Alwaght- While Turkish mainstream media are saturated by pro-government campaigning ahead of the vote on broadening President Tayyip Erdogan's powers, those opposed to the changes complains of threats and bans from the authorities.
A report by one non-governmental group says television coverage of the "yes" campaign had been ten times more extensive than that of the “No” supporters, Reuters reported.
Sunday's referendum will decide on the biggest change in Turkey's system of governance since the foundation of the modern republic almost a century ago, potentially replacing its parliamentary system with an executive presidency.
Erdogan and his supporters say the change is needed to give Turkey stronger leadership at a time of turbulence.

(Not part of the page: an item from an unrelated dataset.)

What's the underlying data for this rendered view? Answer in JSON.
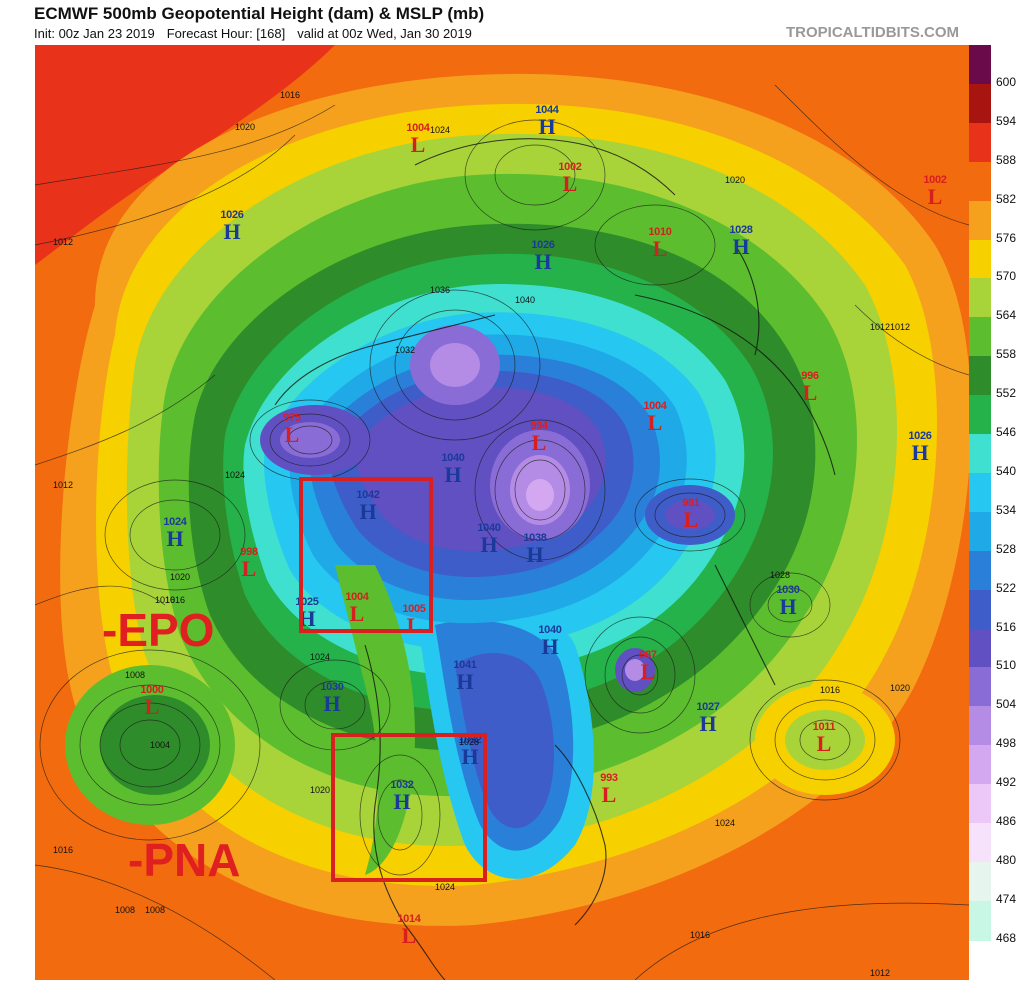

Opponents fear increasingly authoritarian rule from a president they cast as a would-be sultan who brooks little dissent.

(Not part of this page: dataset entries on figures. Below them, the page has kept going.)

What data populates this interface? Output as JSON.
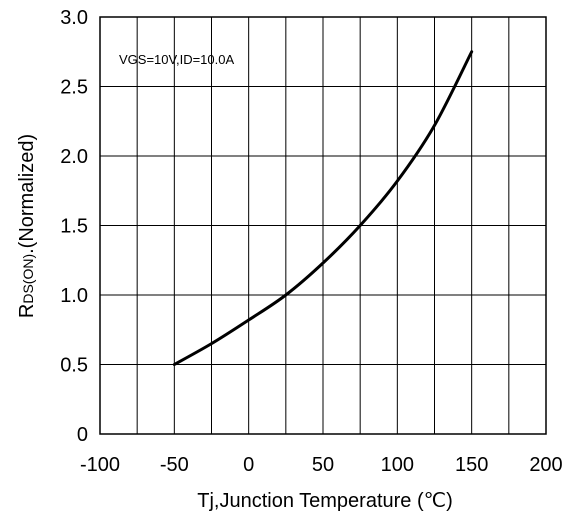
{
  "chart_data": {
    "type": "line",
    "xlabel": "Tj,Junction Temperature (℃)",
    "ylabel_main": "R",
    "ylabel_sub": "DS(ON)",
    "ylabel_rest": ".(Normalized)",
    "annotation": "VGS=10V,ID=10.0A",
    "xlim": [
      -100,
      200
    ],
    "ylim": [
      0,
      3.0
    ],
    "x_ticks": [
      -100,
      -50,
      0,
      50,
      100,
      150,
      200
    ],
    "x_tick_labels": [
      "-100",
      "-50",
      "0",
      "50",
      "100",
      "150",
      "200"
    ],
    "y_ticks": [
      0,
      0.5,
      1.0,
      1.5,
      2.0,
      2.5,
      3.0
    ],
    "y_tick_labels": [
      "0",
      "0.5",
      "1.0",
      "1.5",
      "2.0",
      "2.5",
      "3.0"
    ],
    "grid": true,
    "series": [
      {
        "x": [
          -50,
          -25,
          0,
          25,
          50,
          75,
          100,
          125,
          150
        ],
        "y": [
          0.5,
          0.65,
          0.82,
          1.0,
          1.23,
          1.5,
          1.82,
          2.22,
          2.75
        ],
        "color": "#000000"
      }
    ]
  }
}
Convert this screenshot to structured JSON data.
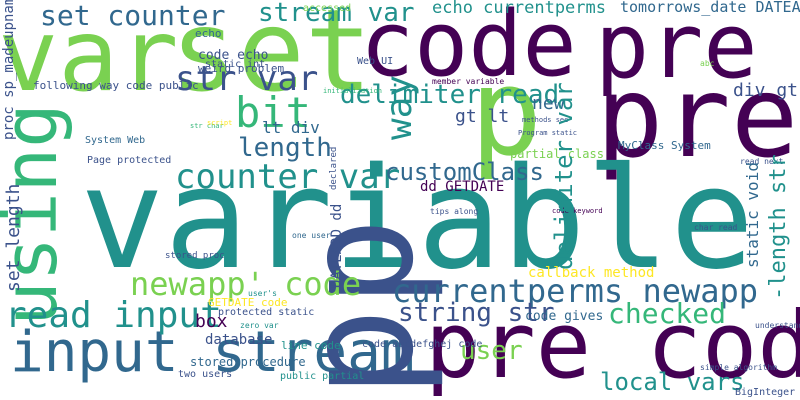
{
  "palette": {
    "dark_purple": "#440154",
    "indigo": "#3b528b",
    "blue": "#31688e",
    "teal": "#21918c",
    "green": "#35b779",
    "lime": "#7ad151",
    "yellow": "#fde725"
  },
  "words": [
    "var",
    "set",
    "code",
    "pre",
    "p",
    "pre",
    "variable",
    "using",
    "pre code",
    "input stream",
    "pp",
    "stream var",
    "set counter",
    "echo currentperms",
    "tomorrows_date DATEADD",
    "str var",
    "delimiter read",
    "bit",
    "length",
    "counter var",
    "customClass",
    "currentperms newapp",
    "newapp' code",
    "read input",
    "string str",
    "checked",
    "user",
    "local vars",
    "gt lt",
    "way",
    "div gt",
    "lt div",
    "new",
    "set length",
    "proc sp_madeupname",
    "code echo",
    "weird problem",
    "following way code public",
    "System Web",
    "Page protected",
    "delimiter var",
    "static void",
    "-length str",
    "callback method",
    "dd GETDATE",
    "DATEADD dd",
    "partial class",
    "MyClass System",
    "stored procedure",
    "database",
    "line code",
    "code abcdefghej code",
    "protected static",
    "GETDATE code",
    "box",
    "zero var",
    "code gives",
    "public partial",
    "two users",
    "Web UI",
    "str char",
    "accessed",
    "echo",
    "static int",
    "stored proc",
    "user's",
    "script",
    "declared",
    "initialization",
    "abc",
    "methods see",
    "char read",
    "read next",
    "tips along",
    "one user",
    "code keyword",
    "Program static",
    "member variable",
    "simple algorithm",
    "BigInteger var",
    "understand",
    "MyFunction"
  ]
}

The vote is being held under a state of emergency imposed after a failed military coup nine months ago, meaning there are "substantive" limitations on freedom of expression and assembly, according to the Venice Commission, a panel of legal experts at the Council of Europe.
Turkey has purged more than 113,000 people from the police, judiciary, military and elsewhere since the coup attempt, and has closed more than 130 media outlets, raising concerns among Western allies about deteriorating rights and freedoms.
The leaders of the pro-Kurdish opposition HDP, parliament's third-largest party, have been jailed over alleged links to Kurdish militants along with a dozen of its MPs and thousands of its other members. The HDP opposes the constitutional changes.
"The extremely unfavourable environment for journalism and the increasingly impoverished and one-sided public debate that prevail in Turkey at this point question the very possibility of holding a meaningful, inclusive democratic referendum campaign," the Venice Commission said last month.
Turkish officials have said international observers are free to monitor all aspects of the referendum and have repeatedly rejected the notion that the media is muzzled, saying that outlets shut down in the purges were closed on terrorism-related charges, not for their journalism.
Erdogan was quoted in February as saying there was more press freedom in Turkey than in many Western countries.